A new report on cord-cutting trends may have pay-TV executives thinking “at least we’re not selling Russian vodka.” Leichtman Research Group’s recap of 2021 subscription totals among the top pay-TV providers—including traditional cable, satellite, fiber-optic services, and streaming apps—shows that almost 4.69 million people dropped pay-TV accounts last year.
You may find it easier to think of that number as a bit more than the entire population of Louisiana.
Leichtman’s figures look even worse compared to the 2021 broadband subscription totals that it released Monday. Where cable and fiber providers combined to net another 2.95 million subscribers (with cable gaining almost all of them), the top seven cable operators covered by Leichtman lost nearly 2.7 million video subs on their own.

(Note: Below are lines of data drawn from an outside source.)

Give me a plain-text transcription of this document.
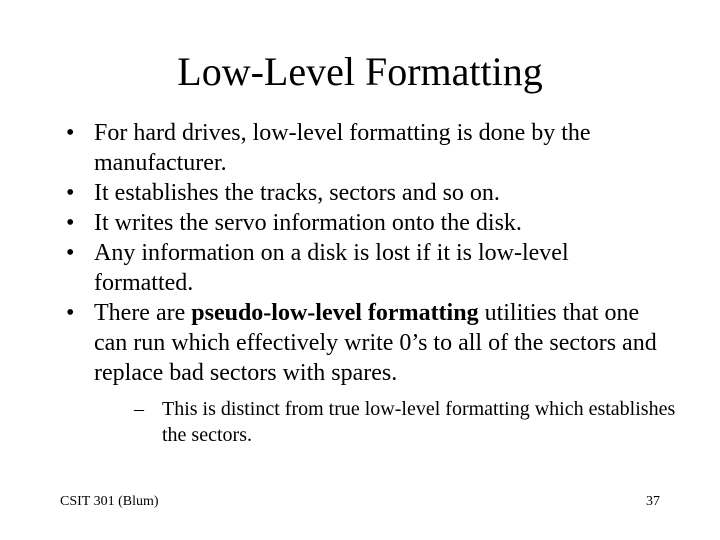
Low-Level Formatting
• For hard drives, low-level formatting is done by the manufacturer.
• It establishes the tracks, sectors and so on.
• It writes the servo information onto the disk.
• Any information on a disk is lost if it is low-level formatted.
• There are pseudo-low-level formatting utilities that one can run which effectively write 0’s to all of the sectors and replace bad sectors with spares.
– This is distinct from true low-level formatting which establishes the sectors.
CSIT 301 (Blum)	37
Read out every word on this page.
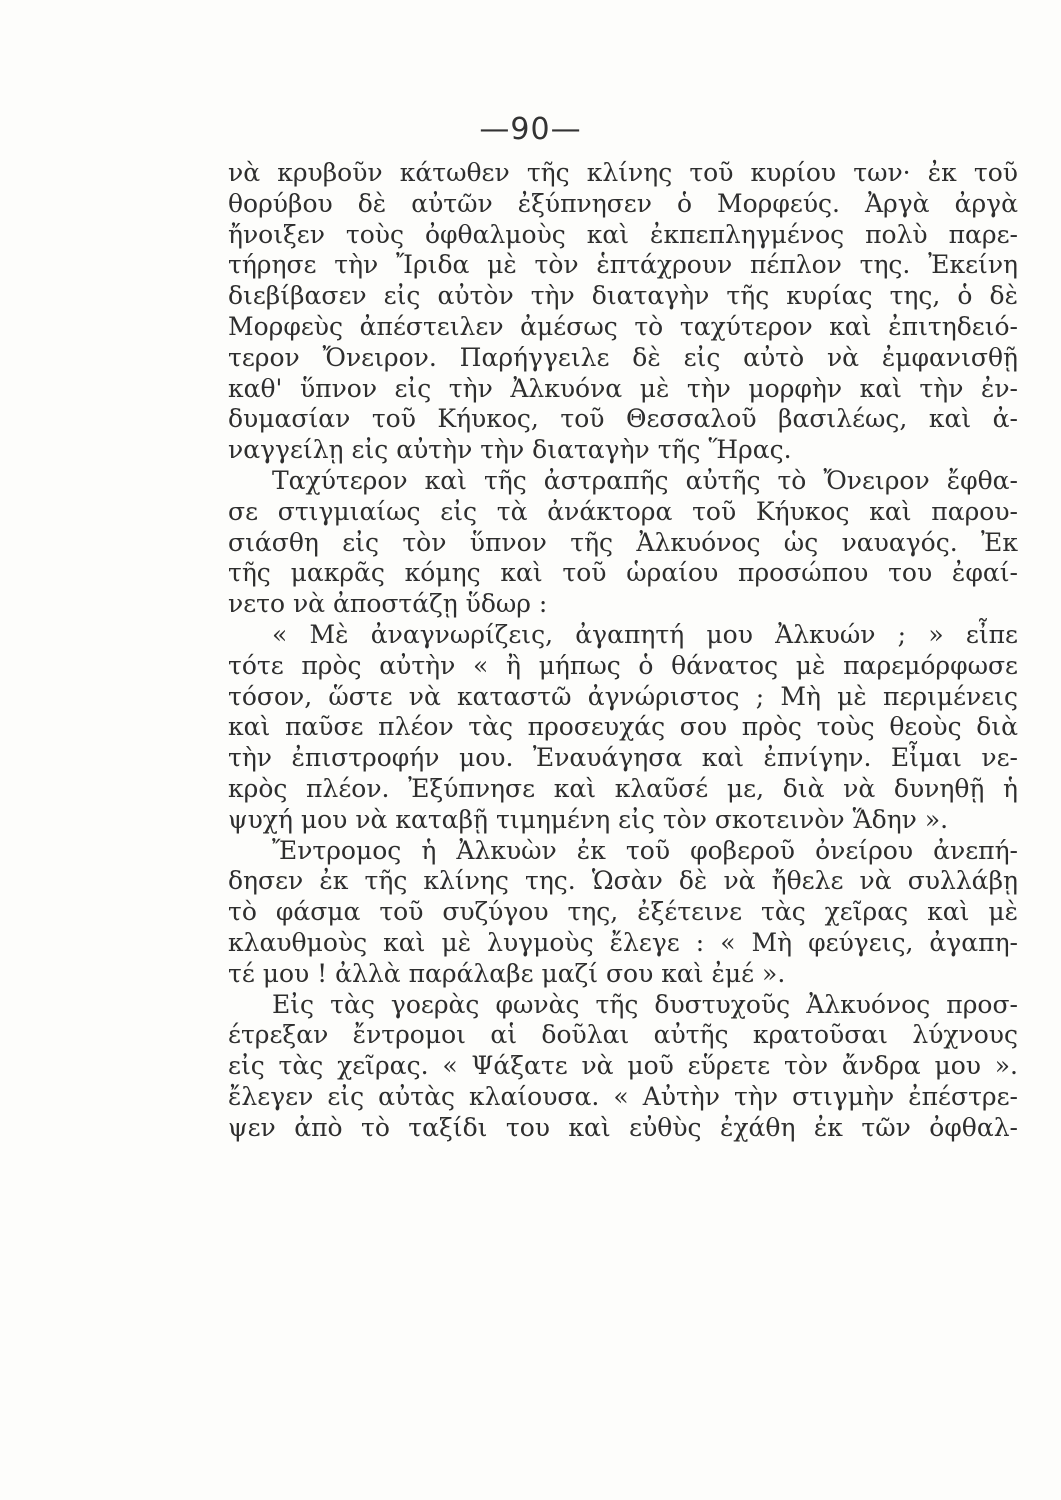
—90—
νὰ κρυβοῦν κάτωθεν τῆς κλίνης τοῦ κυρίου των· ἐκ τοῦ
θορύβου δὲ αὐτῶν ἐξύπνησεν ὁ Μορφεύς. Ἀργὰ ἀργὰ
ἤνοιξεν τοὺς ὀφθαλμοὺς καὶ ἐκπεπληγμένος πολὺ παρε-
τήρησε τὴν Ἴριδα μὲ τὸν ἑπτάχρουν πέπλον της. Ἐκείνη
διεβίβασεν εἰς αὐτὸν τὴν διαταγὴν τῆς κυρίας της, ὁ δὲ
Μορφεὺς ἀπέστειλεν ἀμέσως τὸ ταχύτερον καὶ ἐπιτηδειό-
τερον Ὄνειρον. Παρήγγειλε δὲ εἰς αὐτὸ νὰ ἐμφανισθῇ
καθ' ὕπνον εἰς τὴν Ἀλκυόνα μὲ τὴν μορφὴν καὶ τὴν ἐν-
δυμασίαν τοῦ Κήυκος, τοῦ Θεσσαλοῦ βασιλέως, καὶ ἀ-
ναγγείλῃ εἰς αὐτὴν τὴν διαταγὴν τῆς Ἥρας.
Ταχύτερον καὶ τῆς ἀστραπῆς αὐτῆς τὸ Ὄνειρον ἔφθα-
σε στιγμιαίως εἰς τὰ ἀνάκτορα τοῦ Κήυκος καὶ παρου-
σιάσθη εἰς τὸν ὕπνον τῆς Ἀλκυόνος ὡς ναυαγός. Ἐκ
τῆς μακρᾶς κόμης καὶ τοῦ ὡραίου προσώπου του ἐφαί-
νετο νὰ ἀποστάζῃ ὕδωρ :
« Μὲ ἀναγνωρίζεις, ἀγαπητή μου Ἀλκυών ; » εἶπε
τότε πρὸς αὐτὴν « ἢ μήπως ὁ θάνατος μὲ παρεμόρφωσε
τόσον, ὥστε νὰ καταστῶ ἀγνώριστος ; Μὴ μὲ περιμένεις
καὶ παῦσε πλέον τὰς προσευχάς σου πρὸς τοὺς θεοὺς διὰ
τὴν ἐπιστροφήν μου. Ἐναυάγησα καὶ ἐπνίγην. Εἶμαι νε-
κρὸς πλέον. Ἐξύπνησε καὶ κλαῦσέ με, διὰ νὰ δυνηθῇ ἡ
ψυχή μου νὰ καταβῇ τιμημένη εἰς τὸν σκοτεινὸν Ἅδην ».
Ἔντρομος ἡ Ἀλκυὼν ἐκ τοῦ φοβεροῦ ὀνείρου ἀνεπή-
δησεν ἐκ τῆς κλίνης της. Ὡσὰν δὲ νὰ ἤθελε νὰ συλλάβῃ
τὸ φάσμα τοῦ συζύγου της, ἐξέτεινε τὰς χεῖρας καὶ μὲ
κλαυθμοὺς καὶ μὲ λυγμοὺς ἔλεγε : « Μὴ φεύγεις, ἀγαπη-
τέ μου ! ἀλλὰ παράλαβε μαζί σου καὶ ἐμέ ».
Εἰς τὰς γοερὰς φωνὰς τῆς δυστυχοῦς Ἀλκυόνος προσ-
έτρεξαν ἔντρομοι αἱ δοῦλαι αὐτῆς κρατοῦσαι λύχνους
εἰς τὰς χεῖρας. « Ψάξατε νὰ μοῦ εὕρετε τὸν ἄνδρα μου ».
ἔλεγεν εἰς αὐτὰς κλαίουσα. « Αὐτὴν τὴν στιγμὴν ἐπέστρε-
ψεν ἀπὸ τὸ ταξίδι του καὶ εὐθὺς ἐχάθη ἐκ τῶν ὀφθαλ-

Comcast led that parade, with 1.67 million subscribers dumping its Xfinity pay-TV service, followed by Charter (367,000 Spectrum TV subscribers gone), Cox (down 260,000), and Altice (241,000 gone). Leichtman draws most of these usually approximated figures from earnings reports but computes its own estimates for privately-held firms like Cox.
The cord-cutting calamity was even worse under the “Other Traditional Services” heading, which encompasses satellite as well as fiber providers: 2.89 million canceled subscriptions.
DirecTV suffered the most from this strain of cancel culture, losing 1.9 million subscribers, after which its fellow satellite operator Dish had 595,000 subscriptions fall out of orbit. Verizon and Frontier’s fiber services filled out that balance with 388,000 losses between the two of them.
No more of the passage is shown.